Global wine output rebounded in 2018

With 282 million hectolitres (mhl), 2018 vitivinicultural production is one of the highest since 2000.

  • In Europe: Italy (48.5 mhl), France (46.4 mhl) and Spain (40.9 mhl) recorded very high production levels. Germany (9.8 mhl), Romania (5.2 mhl), Hungary (3.4 mhl)and Austria (3.0 mhl) have also forecasted harvests above their 5-year averages.Portugal (5.3 mhl) and Greece (2.2 mhl) were the only countries to see a decrease in production compared with 2017.
  • Production levels in the United States (23.9 mhl) have remained stable for 3 years.
  • In South Africa, drought significantly impacted 2018 production (9.5 mhl).
  • South American production levels were very high. In Argentina (14.5 mhl) vinified production increased by 23% compared with the previous year, and in Chile
    (12.9 mhl) it grew by 36%. Brazil (3.0 mhl) reached a high level, even if its production fell compared with the very strong 2017 production.
  • Australian wine production (12.5 mhl) declined compared with that of the previous year and New Zealand production (3.0 mhl) remained at a very high level.

In the European Union (EU), the harvest volume will be 19% higher than the previous year’s levels. Wine production, excluding juice and musts, is estimated at 168.4 mhl – which is asignificant increase of 27.2 mhl compared with the low 2017 production (141.1 mhl).

In the main European producing countries, estimates for the 2018 harvest are higher than those of the year before. In Italy, production increased by 14% compared with 2017 and established itself at 48.5 mhl, in line with the 5-year average. In France (46.4 mhl) and in Spain (40.9 mhl), with rises of 27% and 26% respectively compared with 2017, estimated levels are higher than the average for the last 5 years.

In Germany (9.8 mhl), production increased by 2.3 mhl compared with the preceding year. This level of production is likely to be the highest in the last 10 years. In Romania (5.2 mhl), after 4 years of production at an average level, 2018 should exceed the already very high levels of 2013. In Hungary (3.4 mhl) and in Austria (3.0 mhl), production will also be very strong compared with recent years.

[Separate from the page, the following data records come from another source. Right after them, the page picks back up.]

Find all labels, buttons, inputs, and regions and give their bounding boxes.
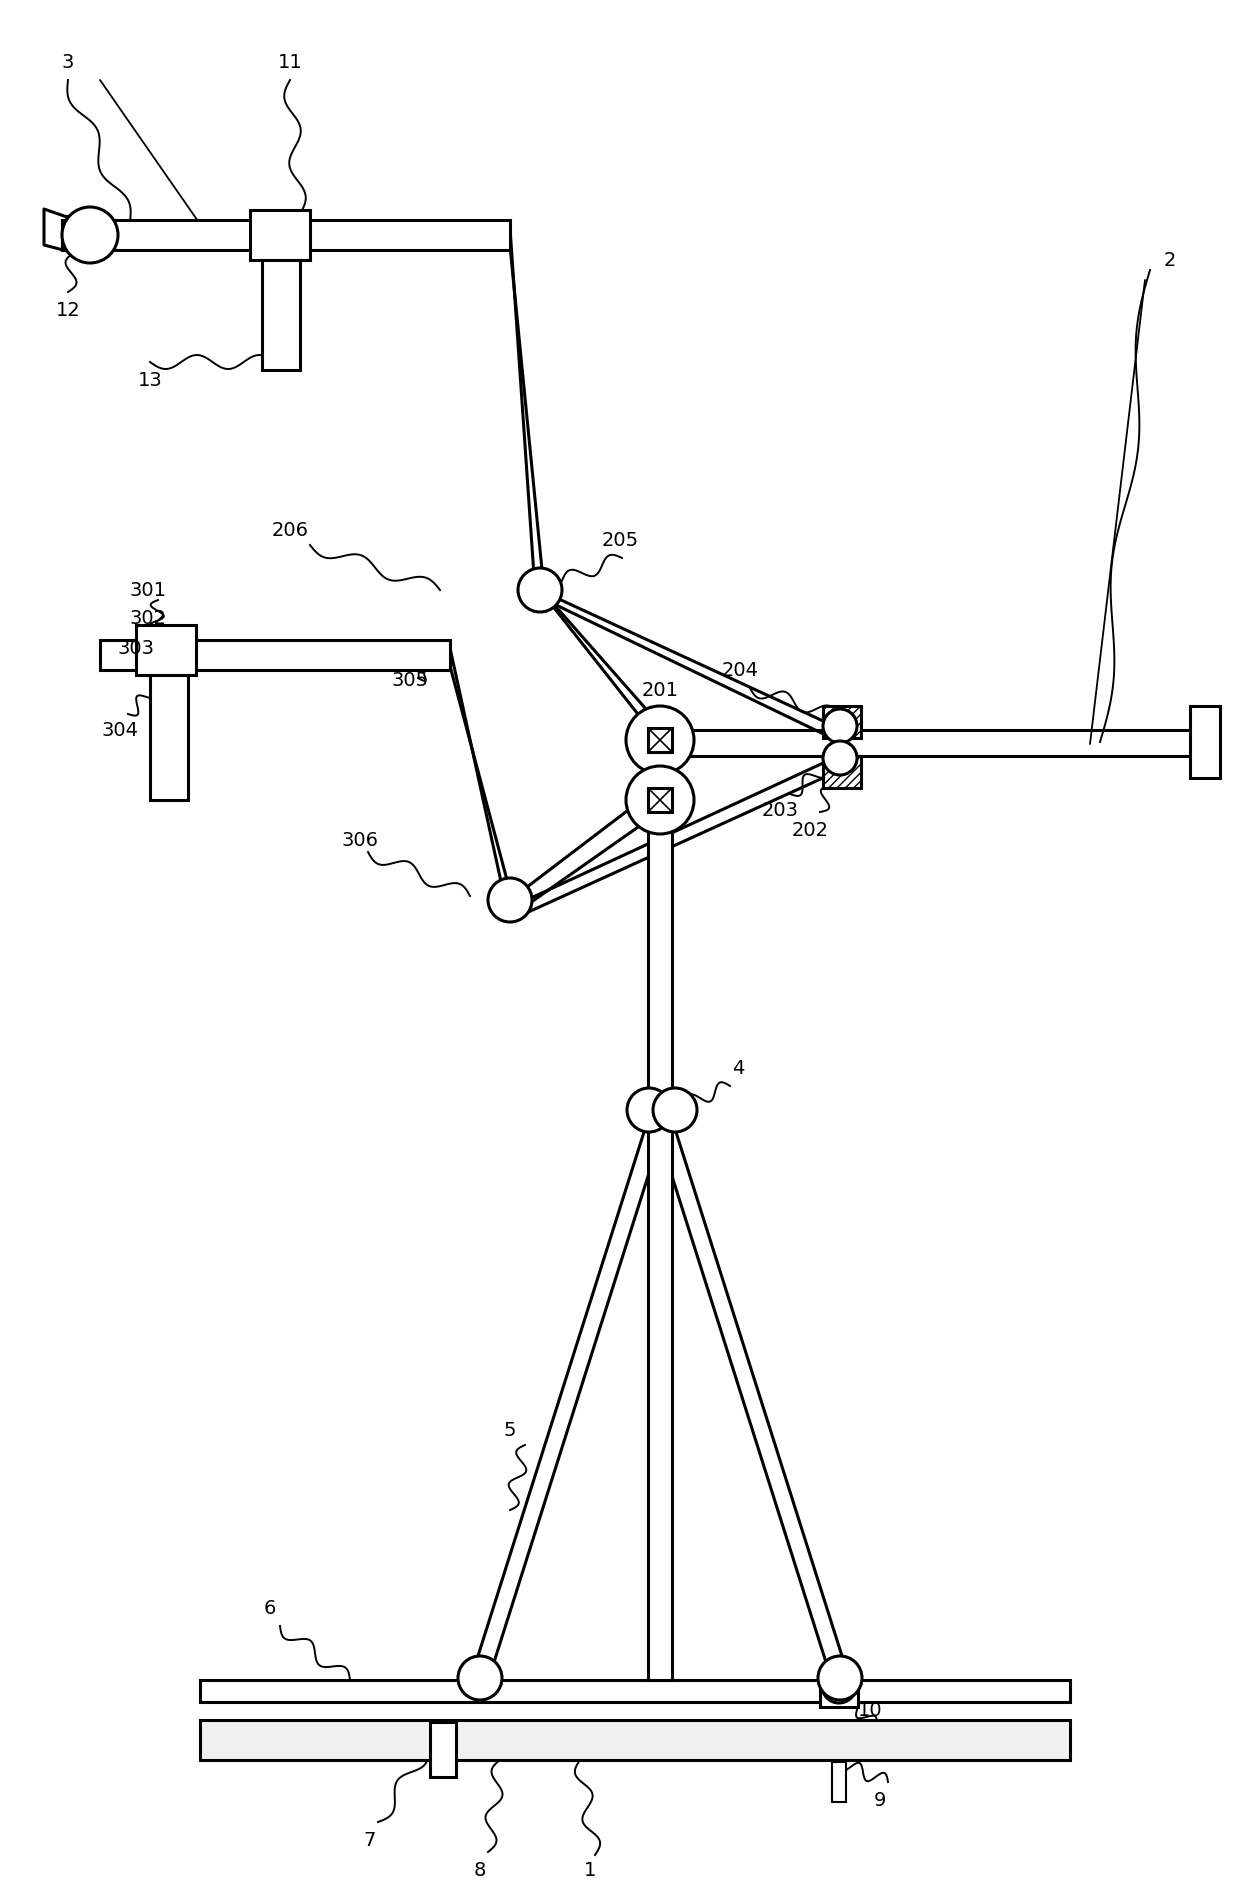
Circle shape bbox=[458, 1657, 502, 1700]
Bar bbox=[200, 1680, 1070, 1702]
Text: 8: 8 bbox=[474, 1860, 486, 1879]
Text: 201: 201 bbox=[641, 680, 678, 699]
Bar bbox=[823, 756, 861, 788]
Bar bbox=[649, 728, 672, 752]
Text: 3: 3 bbox=[62, 53, 74, 72]
Bar bbox=[649, 739, 672, 1680]
Text: 206: 206 bbox=[272, 521, 309, 540]
Bar bbox=[200, 1720, 1070, 1759]
Circle shape bbox=[823, 741, 857, 775]
Circle shape bbox=[822, 1668, 856, 1702]
Text: 11: 11 bbox=[278, 53, 303, 72]
Circle shape bbox=[626, 707, 694, 773]
Bar bbox=[150, 674, 188, 800]
Bar bbox=[430, 1721, 456, 1777]
Bar bbox=[820, 1676, 858, 1706]
Bar bbox=[823, 707, 861, 737]
Bar bbox=[649, 788, 672, 811]
Text: 13: 13 bbox=[138, 370, 162, 389]
Text: 5: 5 bbox=[503, 1421, 516, 1440]
Text: 302: 302 bbox=[129, 608, 166, 627]
Text: 204: 204 bbox=[722, 661, 759, 680]
Circle shape bbox=[818, 1657, 862, 1700]
Circle shape bbox=[62, 207, 118, 262]
Text: 301: 301 bbox=[129, 581, 166, 600]
Text: 305: 305 bbox=[392, 671, 429, 690]
Text: 1: 1 bbox=[584, 1860, 596, 1879]
Circle shape bbox=[627, 1089, 671, 1132]
Bar bbox=[62, 220, 510, 251]
Text: 12: 12 bbox=[56, 300, 81, 319]
Text: 306: 306 bbox=[341, 830, 378, 849]
Text: 304: 304 bbox=[102, 720, 139, 739]
Text: 303: 303 bbox=[118, 638, 155, 657]
Text: 203: 203 bbox=[761, 800, 799, 819]
Text: 4: 4 bbox=[732, 1058, 744, 1077]
Bar bbox=[250, 211, 310, 260]
Circle shape bbox=[489, 878, 532, 922]
Bar bbox=[136, 625, 196, 674]
Bar bbox=[262, 260, 300, 370]
Text: 2: 2 bbox=[1164, 251, 1177, 270]
Text: 10: 10 bbox=[858, 1700, 883, 1720]
Bar bbox=[832, 1761, 846, 1801]
Circle shape bbox=[626, 766, 694, 834]
Circle shape bbox=[653, 1089, 697, 1132]
Circle shape bbox=[823, 709, 857, 743]
Text: 9: 9 bbox=[874, 1790, 887, 1809]
Text: 7: 7 bbox=[363, 1830, 376, 1849]
Circle shape bbox=[518, 568, 562, 612]
Text: 6: 6 bbox=[264, 1598, 277, 1617]
Bar bbox=[1190, 707, 1220, 777]
Text: 202: 202 bbox=[791, 821, 828, 840]
Bar bbox=[100, 640, 450, 671]
Text: 205: 205 bbox=[601, 530, 639, 549]
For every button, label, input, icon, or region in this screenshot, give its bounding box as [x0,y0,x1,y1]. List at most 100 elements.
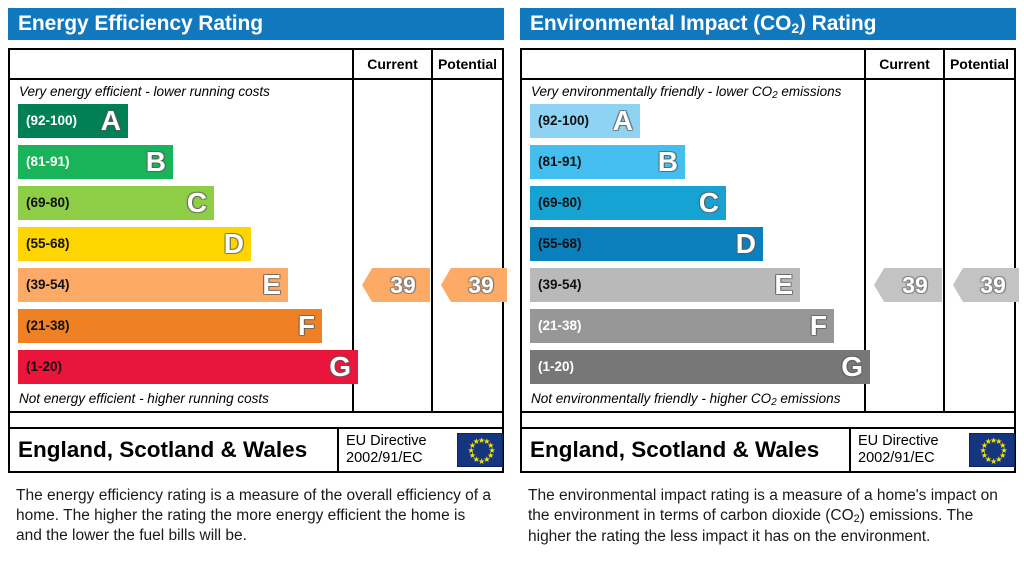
energy-band-d-letter: D [223,228,244,259]
environmental-title-prefix: Environmental Impact (CO [530,12,792,35]
eu-star-icon: ★ [478,456,486,466]
energy-band-e-range: (39-54) [26,277,70,292]
environmental-directive-line-1: EU Directive [858,433,939,449]
environmental-band-a-range: (92-100) [538,113,590,128]
environmental-footer-region: England, Scotland & Wales [530,437,820,462]
environmental-header-row: Current Potential [522,50,1014,80]
environmental-band-g-range: (1-20) [538,359,575,374]
environmental-footer: England, Scotland & Wales EU Directive 2… [520,427,1016,473]
environmental-band-a: (92-100) A [530,104,640,138]
energy-band-list: (92-100) A (81-91) B (69-80) C (55-68) D… [10,104,358,387]
environmental-current-rating-arrow: 39 [874,268,942,302]
energy-efficiency-title: Energy Efficiency Rating [8,8,504,40]
environmental-directive-line-2: 2002/91/EC [858,450,935,466]
environmental-description-prefix: The environmental impact rating is a mea… [528,487,998,524]
eu-star-icon: ★ [995,455,1003,465]
environmental-band-f: (21-38) F [530,309,834,343]
energy-current-rating-arrow: 39 [362,268,430,302]
environmental-band-f-letter: F [809,310,827,341]
environmental-caption-top-subscript: 2 [772,90,778,101]
eu-star-icon: ★ [468,440,477,450]
eu-star-icon: ★ [467,446,475,455]
eu-star-icon: ★ [483,455,491,465]
energy-directive-line-1: EU Directive [346,433,427,449]
eu-star-icon: ★ [979,446,987,455]
energy-footer-directive: EU Directive 2002/91/EC [346,433,446,467]
environmental-column-divider-1 [864,50,866,411]
environmental-band-list: (92-100) A (81-91) B (69-80) C (55-68) D… [522,104,870,387]
environmental-title-suffix: ) Rating [799,12,877,35]
energy-band-a-letter: A [100,105,121,136]
energy-band-f-range: (21-38) [26,318,70,333]
environmental-band-d-letter: D [735,228,756,259]
environmental-band-c: (69-80) C [530,186,726,220]
environmental-caption-bottom-suffix: emissions [776,391,841,406]
energy-potential-rating-arrow: 39 [441,268,507,302]
environmental-band-e-range: (39-54) [538,277,582,292]
energy-current-column-header: Current [367,56,418,72]
environmental-caption-rule [522,411,1014,413]
environmental-description: The environmental impact rating is a mea… [528,486,1004,547]
eu-flag-icon: ★ ★ ★ ★ ★ ★ ★ ★ ★ ★ ★ ★ [457,433,503,467]
energy-efficiency-table: Current Potential Very energy efficient … [8,48,507,473]
energy-band-g-letter: G [329,351,351,382]
energy-caption-top: Very energy efficient - lower running co… [19,84,270,99]
energy-band-g: (1-20) G [18,350,358,384]
eu-star-icon: ★ [995,436,1003,446]
eu-star-icon: ★ [980,451,989,461]
energy-caption-rule [10,411,502,413]
environmental-band-d: (55-68) D [530,227,763,261]
eu-star-icon: ★ [468,451,477,461]
energy-band-f-letter: F [297,310,315,341]
eu-flag-icon: ★ ★ ★ ★ ★ ★ ★ ★ ★ ★ ★ ★ [969,433,1015,467]
energy-efficiency-header-row: Current Potential [10,50,502,80]
environmental-description-subscript: 2 [853,513,860,525]
energy-band-c-letter: C [186,187,207,218]
environmental-caption-bottom-subscript: 2 [771,397,777,408]
energy-description: The energy efficiency rating is a measur… [16,487,492,544]
environmental-band-b-letter: B [657,146,678,177]
environmental-band-a-letter: A [612,105,633,136]
energy-efficiency-title-text: Energy Efficiency Rating [18,12,263,35]
environmental-potential-column-header: Potential [949,56,1010,72]
environmental-caption-top: Very environmentally friendly - lower CO… [522,80,864,104]
eu-star-icon: ★ [478,435,486,445]
energy-footer: England, Scotland & Wales EU Directive 2… [8,427,504,473]
eu-star-icon: ★ [488,446,496,455]
eu-star-icon: ★ [980,440,989,450]
environmental-impact-table: Current Potential Very environmentally f… [520,48,1019,473]
environmental-band-g-letter: G [841,351,863,382]
eu-star-icon: ★ [999,451,1007,461]
eu-star-icon: ★ [1000,446,1008,455]
eu-star-icon: ★ [984,436,992,446]
energy-band-d-range: (55-68) [26,236,70,251]
energy-band-c: (69-80) C [18,186,214,220]
energy-caption-bottom: Not energy efficient - higher running co… [19,391,269,406]
energy-directive-line-2: 2002/91/EC [346,450,423,466]
environmental-band-g: (1-20) G [530,350,870,384]
environmental-band-b-range: (81-91) [538,154,582,169]
energy-band-b-range: (81-91) [26,154,70,169]
environmental-band-d-range: (55-68) [538,236,582,251]
energy-efficiency-panel: Energy Efficiency Rating Current Potenti… [8,8,507,544]
environmental-impact-title: Environmental Impact (CO2) Rating [520,8,1016,40]
environmental-caption-bottom-prefix: Not environmentally friendly - higher CO [531,391,772,406]
environmental-footer-divider [849,429,851,471]
energy-column-divider-1 [352,50,354,411]
energy-band-e: (39-54) E [18,268,288,302]
environmental-current-column-header: Current [879,56,930,72]
environmental-column-divider-2 [943,50,945,411]
energy-band-f: (21-38) F [18,309,322,343]
energy-band-d: (55-68) D [18,227,251,261]
energy-footer-divider [337,429,339,471]
energy-potential-column-header: Potential [437,56,498,72]
environmental-caption-top-suffix: emissions [777,84,842,99]
environmental-title-subscript: 2 [791,20,799,36]
environmental-footer-directive: EU Directive 2002/91/EC [858,433,958,467]
energy-band-c-range: (69-80) [26,195,70,210]
environmental-description-suffix: ) emissions. The higher the rating the l… [528,507,974,545]
environmental-caption-top-prefix: Very environmentally friendly - lower CO [531,84,773,99]
energy-band-a: (92-100) A [18,104,128,138]
eu-star-icon: ★ [990,435,998,445]
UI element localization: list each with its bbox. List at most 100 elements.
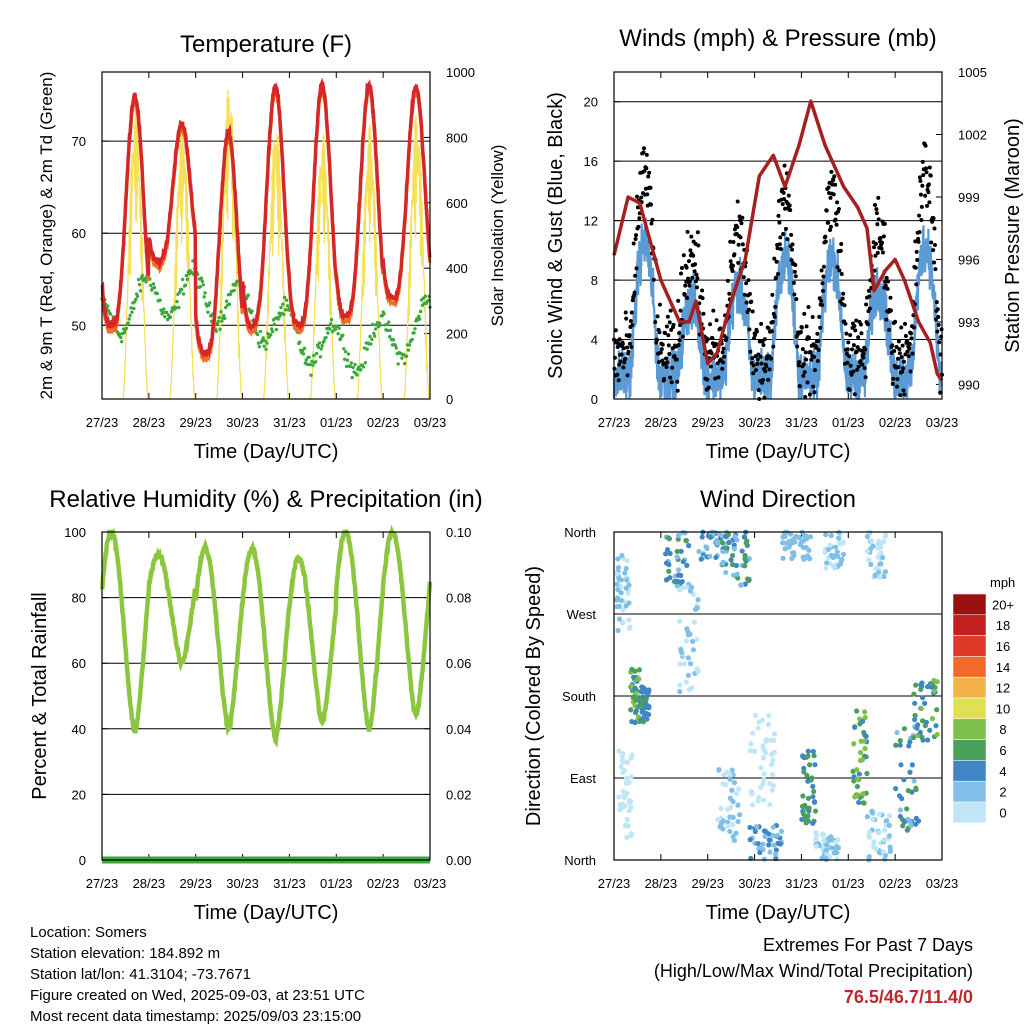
gust-point [616,378,621,383]
dewpoint-point [371,322,375,327]
x-tick-label: 02/23 [879,876,912,891]
direction-point [689,685,695,691]
gust-point [902,359,907,364]
gust-point [846,340,851,345]
gust-point [816,348,821,353]
direction-point [717,823,723,830]
direction-point [856,771,862,777]
gust-point [802,311,807,316]
gust-point [935,307,940,312]
gust-point [829,169,834,174]
dewpoint-point [394,346,398,350]
direction-point [771,842,777,848]
direction-point [907,739,913,745]
direction-point [809,775,815,781]
gust-point [777,242,782,247]
gust-point [895,384,900,389]
direction-point [852,724,858,730]
direction-point [666,568,672,574]
direction-point [622,803,628,809]
gust-point [914,249,919,254]
gust-point [812,354,817,359]
gust-point [881,234,886,239]
dewpoint-point [175,299,179,304]
direction-point [882,827,888,833]
gust-point [782,197,787,202]
dewpoint-point [363,361,368,365]
direction-point [625,823,631,829]
direction-point [756,719,762,725]
dewpoint-point [265,341,269,345]
dewpoint-point [319,347,323,351]
direction-point [911,691,917,697]
gust-point [694,285,699,290]
gust-point [624,316,629,321]
gust-point [715,361,720,366]
direction-point [719,539,726,546]
gust-point [861,355,866,360]
gust-point [753,332,758,337]
direction-point [631,674,637,680]
gust-point [916,236,921,241]
direction-point [766,837,772,843]
x-tick-label: 29/23 [179,876,212,891]
gust-point [637,216,642,221]
direction-point [632,686,638,692]
y2-tick-label: 993 [958,315,980,330]
gust-point [634,266,639,271]
direction-point [684,562,690,569]
gust-point [666,343,671,348]
gust-point [630,298,635,303]
direction-point [800,544,806,550]
dewpoint-point [417,317,422,321]
gust-point [622,360,627,365]
direction-point [933,723,939,729]
gust-point [753,368,758,373]
direction-point [664,546,671,553]
direction-point [831,850,837,856]
direction-point [624,759,631,765]
dewpoint-point [393,343,398,347]
gust-point [900,343,905,348]
gust-point [662,376,667,381]
gust-point [892,348,897,353]
direction-point [864,770,870,777]
gust-point [761,377,766,382]
dewpoint-point [126,321,130,325]
gust-point [664,324,669,329]
temp-2m-series [100,77,432,359]
gust-point [708,322,713,327]
gust-point [823,234,828,239]
direction-point [682,530,688,536]
gust-point [880,250,885,255]
dewpoint-point [250,309,254,313]
direction-point [769,787,775,793]
gust-point [873,241,878,246]
direction-point [898,762,904,768]
relative-humidity-series [99,524,433,749]
direction-point [766,842,772,848]
direction-point [624,816,630,823]
direction-point [755,798,761,804]
y-tick-label: 0 [79,853,86,868]
direction-point [859,757,865,763]
gust-point [665,314,670,319]
dewpoint-point [282,312,286,317]
dewpoint-point [400,356,404,360]
gust-point [808,350,813,355]
gust-point [709,351,714,356]
direction-point [879,554,886,561]
x-tick-label: 03/23 [414,876,447,891]
direction-point [856,799,862,806]
direction-point [773,847,779,853]
gust-point [687,279,692,284]
direction-point [870,816,876,822]
gust-point [646,174,651,179]
chart-title: Temperature (F) [180,31,352,58]
gust-point [897,351,902,356]
dewpoint-point [206,310,210,314]
dewpoint-point [198,285,203,289]
x-tick-label: 03/23 [926,415,959,430]
gust-point [835,200,840,205]
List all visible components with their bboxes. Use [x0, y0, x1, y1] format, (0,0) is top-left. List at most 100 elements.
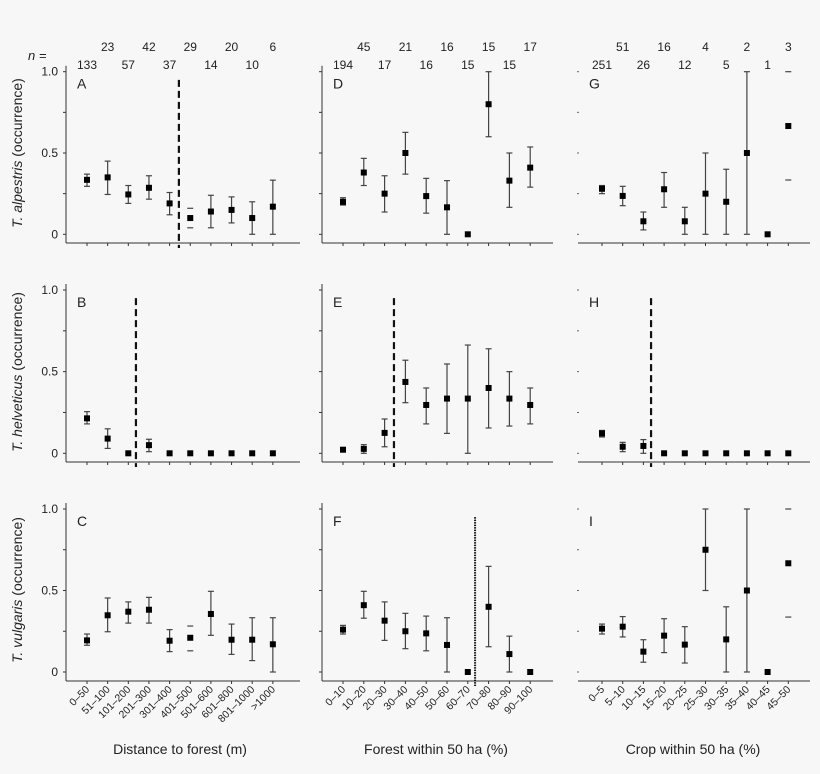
panel-label: C	[77, 513, 87, 529]
data-point	[619, 443, 626, 450]
n-count-label: 1	[764, 58, 771, 72]
n-count-label: 51	[616, 40, 630, 54]
n-count-label: 3	[785, 40, 792, 54]
n-count-label: 26	[637, 58, 651, 72]
n-count-label: 6	[270, 40, 277, 54]
data-point	[619, 192, 626, 199]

Portugal and Greece were the only countries to see a reduced harvest compared with their 2017 volumes. In Portugal (5.3 mhl), weather conditions favourable to bouts of downy and powdery mildew greatly impacted 2018 production, with a drop of 22% compared with 2017. 2018 production is set to be the lowest in the last 6 years. In Greece, vinified production should arrive at 2.2 mhl – a fall of 15% compared with 2017. This follows the downward trend in production observed since 2003.

In the main wine-producing countries outside the EU, the level of vinified production in 2018 was higher than the average for the 5 previous years.

The United States, with 23.9 mhl vinified (-2%/2017), recorded a high level of production for the third year running, thus confirming its position as the 4th biggest global producer.

In the southern hemisphere, 2018 production in Chile established itself at 12.9 mhl – an increase in production of 36% compared with 2017. Argentina, after 2 years of very low production, returned to a high level in 2018 (14.5 mhl, equating to +23%/2017). In Brazil, despite a decrease in 2018 production compared with 2017 (-17%), it is still set to remain at a high level (3.0 mhl).

In South Africa, drought significantly impacted 2018 production (9.5 mhl), with a decline of 12% compared with 2017. The country recorded its lowest production level since 2012.

In Australia, after the 2 very sizeable harvests of 2016 (13.1 mhl) and 2017 (13.7 mhl), 2018 production (12.5 mhl) saw a drop of 9%. Despite this drop, the vinified level remained high in relation to the 5-year average. In New Zealand, production increased compared with the preceding year and stood at a high level of 3.0 mhl, which is the 3rd highest production recorded in the country.